AI Is Creating Manufacturing Jobs. The Workers Making Fibre Optic Cable Are the Proof.

Amazon's multibillion-dollar deal with Corning creates 1,000 manufacturing jobs in North Carolina. What AI's physical supply chain reveals about where its workforce impact actually lands.

AI Is Creating Manufacturing Jobs. The Workers Making Fibre Optic Cable Are the Proof.

On June 8, 2026, Amazon announced a multibillion-dollar, multiyear agreement with Corning Incorporated — a 175-year-old manufacturer of advanced glass and fibre optic technology — to supply the optical fibre, cable, and connectivity solutions powering Amazon's expanding data centre infrastructure across the United States.

The deal creates 1,000 advanced manufacturing jobs at Corning's North Carolina facilities, hundreds of additional construction roles, and a new workforce training programme with Catawba Valley Community College covering fibre optic manufacturing and fusion splicing. Amazon has invested more than $20 billion in North Carolina since 2010, creating over 26,000 jobs. This agreement comes on top of the $10 billion data centre investment the company announced in the state last year.

The workers being hired are not software engineers. They inspect cable, splice fibre, and run manufacturing lines for the physical infrastructure that AI requires to function. Corning, headquartered in Corning, New York, invented low-loss optical fibre in 1970 and makes the glass that carries the light that moves the data. Amazon needs more of it because AI needs more of it.

What Corning makes and why AI needs it

Corning Incorporated is one of the world's primary manufacturers of optical fibre and specialty glass. Its products are embedded in data centre connectivity, telecommunications networks, and the physical wiring that connects server racks inside the facilities where AI models are trained and deployed. Optical fibre carries data at the speed of light across the distances that cloud-scale data centres require to function. Every AI model query, every training run, every inference call passes through glass.

Data centre construction in the United States is accelerating at a pace that has strained the domestic fibre supply chain. Amazon's agreement with Corning is a direct response to that constraint — a technology company signing a long-term contract with a glass manufacturer because the bottleneck in AI scaling has moved from software to physical materials.

The workforce story everyone is missing

The public debate about AI and employment has concentrated almost entirely on white-collar displacement — software developers, analysts, writers, compliance officers. The Developer Paradox analysis published on TBM in May documented how AI has created a structural shortage of the technical workers it was supposed to replace. The Amazon-Corning deal points to a different and largely unreported dimension of the same phenomenon: AI is generating demand for skilled manufacturing employment at scale, in communities that have no obvious connection to the technology sector.

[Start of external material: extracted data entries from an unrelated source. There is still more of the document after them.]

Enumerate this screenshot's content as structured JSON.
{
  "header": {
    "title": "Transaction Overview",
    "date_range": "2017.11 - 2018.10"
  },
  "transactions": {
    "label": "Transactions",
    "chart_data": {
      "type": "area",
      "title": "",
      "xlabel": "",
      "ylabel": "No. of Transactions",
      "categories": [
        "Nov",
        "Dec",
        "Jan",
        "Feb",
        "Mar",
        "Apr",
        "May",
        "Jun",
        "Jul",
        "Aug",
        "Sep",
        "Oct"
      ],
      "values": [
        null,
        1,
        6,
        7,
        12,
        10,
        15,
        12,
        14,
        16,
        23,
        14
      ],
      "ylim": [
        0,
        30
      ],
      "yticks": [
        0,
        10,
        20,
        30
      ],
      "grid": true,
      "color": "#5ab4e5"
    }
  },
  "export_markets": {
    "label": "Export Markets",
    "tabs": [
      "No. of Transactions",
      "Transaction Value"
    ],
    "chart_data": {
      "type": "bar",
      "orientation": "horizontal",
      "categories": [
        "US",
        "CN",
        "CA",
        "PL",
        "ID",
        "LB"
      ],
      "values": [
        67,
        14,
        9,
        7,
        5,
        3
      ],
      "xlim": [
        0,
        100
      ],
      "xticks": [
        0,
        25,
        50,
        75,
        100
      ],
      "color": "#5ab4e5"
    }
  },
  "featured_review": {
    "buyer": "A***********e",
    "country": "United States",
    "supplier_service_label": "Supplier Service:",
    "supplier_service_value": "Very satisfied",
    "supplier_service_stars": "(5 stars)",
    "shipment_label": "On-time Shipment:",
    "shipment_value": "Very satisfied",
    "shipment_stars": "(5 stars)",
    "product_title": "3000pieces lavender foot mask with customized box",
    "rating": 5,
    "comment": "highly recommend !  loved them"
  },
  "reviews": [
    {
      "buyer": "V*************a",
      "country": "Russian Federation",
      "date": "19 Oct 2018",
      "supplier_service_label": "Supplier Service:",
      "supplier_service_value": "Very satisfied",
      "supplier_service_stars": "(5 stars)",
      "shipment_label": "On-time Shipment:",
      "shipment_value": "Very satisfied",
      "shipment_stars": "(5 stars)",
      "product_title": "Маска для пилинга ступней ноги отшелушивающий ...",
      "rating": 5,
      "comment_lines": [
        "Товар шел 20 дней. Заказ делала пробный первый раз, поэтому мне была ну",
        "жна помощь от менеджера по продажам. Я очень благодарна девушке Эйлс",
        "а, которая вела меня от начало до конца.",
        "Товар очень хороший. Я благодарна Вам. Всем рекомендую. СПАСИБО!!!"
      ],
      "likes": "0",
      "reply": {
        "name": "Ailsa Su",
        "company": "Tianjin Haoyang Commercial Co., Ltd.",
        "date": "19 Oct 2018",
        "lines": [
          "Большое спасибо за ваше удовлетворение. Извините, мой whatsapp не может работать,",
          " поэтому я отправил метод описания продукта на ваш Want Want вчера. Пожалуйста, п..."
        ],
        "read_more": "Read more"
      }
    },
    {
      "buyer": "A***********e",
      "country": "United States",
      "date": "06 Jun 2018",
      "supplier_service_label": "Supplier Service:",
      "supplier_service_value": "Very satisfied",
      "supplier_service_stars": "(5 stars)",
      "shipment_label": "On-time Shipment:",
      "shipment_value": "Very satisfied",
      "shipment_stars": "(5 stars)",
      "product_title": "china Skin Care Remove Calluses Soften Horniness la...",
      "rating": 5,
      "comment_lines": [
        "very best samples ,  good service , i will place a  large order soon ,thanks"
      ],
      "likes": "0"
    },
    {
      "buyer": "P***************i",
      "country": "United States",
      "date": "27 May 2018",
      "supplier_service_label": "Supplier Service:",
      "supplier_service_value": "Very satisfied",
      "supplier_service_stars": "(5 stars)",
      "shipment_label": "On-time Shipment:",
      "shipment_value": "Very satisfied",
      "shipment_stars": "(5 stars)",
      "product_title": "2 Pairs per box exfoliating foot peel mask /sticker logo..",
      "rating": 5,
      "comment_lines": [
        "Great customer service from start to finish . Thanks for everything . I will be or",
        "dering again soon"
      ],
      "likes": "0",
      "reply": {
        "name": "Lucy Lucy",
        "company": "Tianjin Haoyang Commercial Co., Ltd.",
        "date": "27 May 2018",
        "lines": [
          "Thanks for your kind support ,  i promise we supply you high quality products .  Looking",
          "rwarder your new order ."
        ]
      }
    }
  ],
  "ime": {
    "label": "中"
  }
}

Catawba Valley Community College in North Carolina will now train students for careers in fibre optic manufacturing. These are precision manufacturing positions — fibre optic technicians, fusion splicers, cable assembly workers — that require hands-on technical training, carry competitive wages, and exist because AI infrastructure requires physical construction that no model can perform for itself.

The Anthropic data point that makes this legible

Four days before the Amazon-Corning announcement, Anthropic published a detailed report on AI's progress toward recursive self-improvement. The findings are precise: as of May 2026, more than 80% of the code merged into Anthropic's codebase was authored by Claude. The typical Anthropic engineer was merging eight times as much code per day in the second quarter of 2026 as they were in 2024. Claude Opus 4.6 can complete software tasks that take a skilled human twelve hours. The direction the data describes is one where AI systems handle a growing share of their own development, with human researchers increasingly in a supervisory rather than executive role.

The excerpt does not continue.